Billing and rate limits

  • Billing: Qwen-OCR is a multimodal model. The total cost is calculated as follows: (Number of input tokens x Unit price for input) + (Number of output tokens x Unit price for output). For token calculation, see the code example at the top.
  • Rate limits: For the rate limits for Qwen-OCR, see Model Rate limit.
  • Free quota: Qwen-OCR provides a free quota of 1 million tokens.

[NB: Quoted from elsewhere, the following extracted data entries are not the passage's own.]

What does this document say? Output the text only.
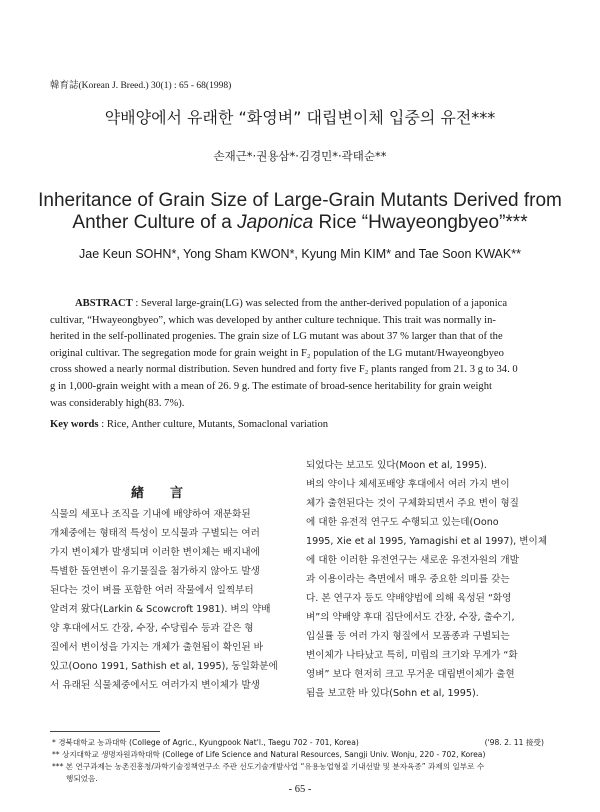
韓育誌(Korean J. Breed.) 30(1) : 65 - 68(1998)
약배양에서 유래한 “화영벼” 대립변이체 입중의 유전***
손재근*·권용삼*·김경민*·곽태순**
Inheritance of Grain Size of Large-Grain Mutants Derived from
Anther Culture of a Japonica Rice “Hwayeongbyeo”***
Jae Keun SOHN*, Yong Sham KWON*, Kyung Min KIM* and Tae Soon KWAK**
ABSTRACT : Several large-grain(LG) was selected from the anther-derived population of a japonica
cultivar, “Hwayeongbyeo”, which was developed by anther culture technique. This trait was normally in-
herited in the self-pollinated progenies. The grain size of LG mutant was about 37 % larger than that of the
original cultivar. The segregation mode for grain weight in F₂ population of the LG mutant/Hwayeongbyeo
cross showed a nearly normal distribution. Seven hundred and forty five F₂ plants ranged from 21. 3 g to 34. 0
g in 1,000-grain weight with a mean of 26. 9 g. The estimate of broad-sence heritability for grain weight
was considerably high(83. 7%).
Key words : Rice, Anther culture, Mutants, Somaclonal variation
緖言
식물의 세포나 조직을 기내에 배양하여 재분화된
개체중에는 형태적 특성이 모식물과 구별되는 여러
가지 변이체가 발생되며 이러한 변이체는 배지내에
특별한 돌연변이 유기물질을 첨가하지 않아도 발생
된다는 것이 벼를 포함한 여러 작물에서 일찍부터
알려져 왔다(Larkin & Scowcroft 1981). 벼의 약배
양 후대에서도 간장, 수장, 수당립수 등과 같은 형
질에서 변이성을 가지는 개체가 출현됨이 확인된 바
있고(Oono 1991, Sathish et al, 1995), 동일화분에
서 유래된 식물체중에서도 여러가지 변이체가 발생
되었다는 보고도 있다(Moon et al, 1995).
벼의 약이나 체세포배양 후대에서 여러 가지 변이
체가 출현된다는 것이 구체화되면서 주요 변이 형질
에 대한 유전적 연구도 수행되고 있는데(Oono
1995, Xie et al 1995, Yamagishi et al 1997), 변이체
에 대한 이러한 유전연구는 새로운 유전자원의 개발
과 이용이라는 측면에서 매우 중요한 의미를 갖는
다. 본 연구자 등도 약배양법에 의해 육성된 “화영
벼”의 약배양 후대 집단에서도 간장, 수장, 출수기,
입실률 등 여러 가지 형질에서 모품종과 구별되는
변이체가 나타났고 특히, 미립의 크기와 무게가 “화
영벼” 보다 현저히 크고 무거운 대립변이체가 출현
됨을 보고한 바 있다(Sohn et al, 1995).
* 경북대학교 농과대학 (College of Agric., Kyungpook Nat'l., Taegu 702 - 701, Korea)	('98. 2. 11 接受)
** 상지대학교 생명자원과학대학 (College of Life Science and Natural Resources, Sangji Univ. Wonju, 220 - 702, Korea)
*** 본 연구과제는 농촌진흥청/과학기술정책연구소 주관 선도기술개발사업 “유용농업형질 기내선발 및 분자육종” 과제의 일부로 수
행되었음.
- 65 -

This quota is valid for 90 days, starting from the date you activate Qwen Cloud or your request to use the model is approved.

Going live

  • Processing multi-page documents, such as PDFs:
    1. Split: Use an image editing library, such as Python's pdf2image, to convert each page of a PDF file into a high-quality image.
    2. Submit a request: Use the multi-image input method for recognition.
  • Image pre-processing:
    • Ensure that input images are clear, evenly lit, and not overly compressed:
      • To prevent information loss, use lossless formats, such as PNG, for image storage and transmission.
      • To improve image definition, use denoising algorithms, such as mean or median filtering, to smooth noisy images.
      • To correct uneven lighting, use algorithms such as adaptive histogram equalization to adjust brightness and contrast.
    • For skewed images: Use the DashScope SDK's enable_rotate: true parameter to significantly improve recognition performance.
    • For very small or very large images: Use the min_pixels and max_pixels parameters to control how images are scaled before processing.
      • min_pixels: Enlarges small images to improve detail detection. Keep the default value.
      • max_pixels: Prevents oversized images from consuming excessive resources. For most scenarios, the default value is sufficient. If small text is not recognized clearly, increase the max_pixels value. Note that this increases Token consumption.
  • Result validation: The model's recognition results may contain errors. For critical business operations, implement a manual review process or add validation rules to verify the accuracy of the model's output. For example, use format validation for ID card and bank card numbers.
  • Batch calls: In large-scale, non-real-time scenarios, use the Batch API to asynchronously process batch jobs at a lower cost.

FAQ

Choose the best upload method based on the SDK type, file size, and network stability.
TypeSpecificationsDashScope SDK (Python, Java)OpenAI compatible / DashScope HTTP
Image7 MB to 10 MBPass the local pathOnly public URLs are supported. Use Object Storage Service.
Less than 7 MBPass the local pathBase64 encoding
  • Base64 encoding increases data size — keep the original file under 7 MB
  • Using a local path or Base64 encoding improves stability by avoiding server-side timeouts
After the Qwen-OCR model returns text localization results, use the code in the draw_bbox.py file to draw detection frames and their labels on the original image.

API reference

For the input and output parameters of Qwen-OCR, see Vision API reference.

Error codes

If a call fails, see Error messages.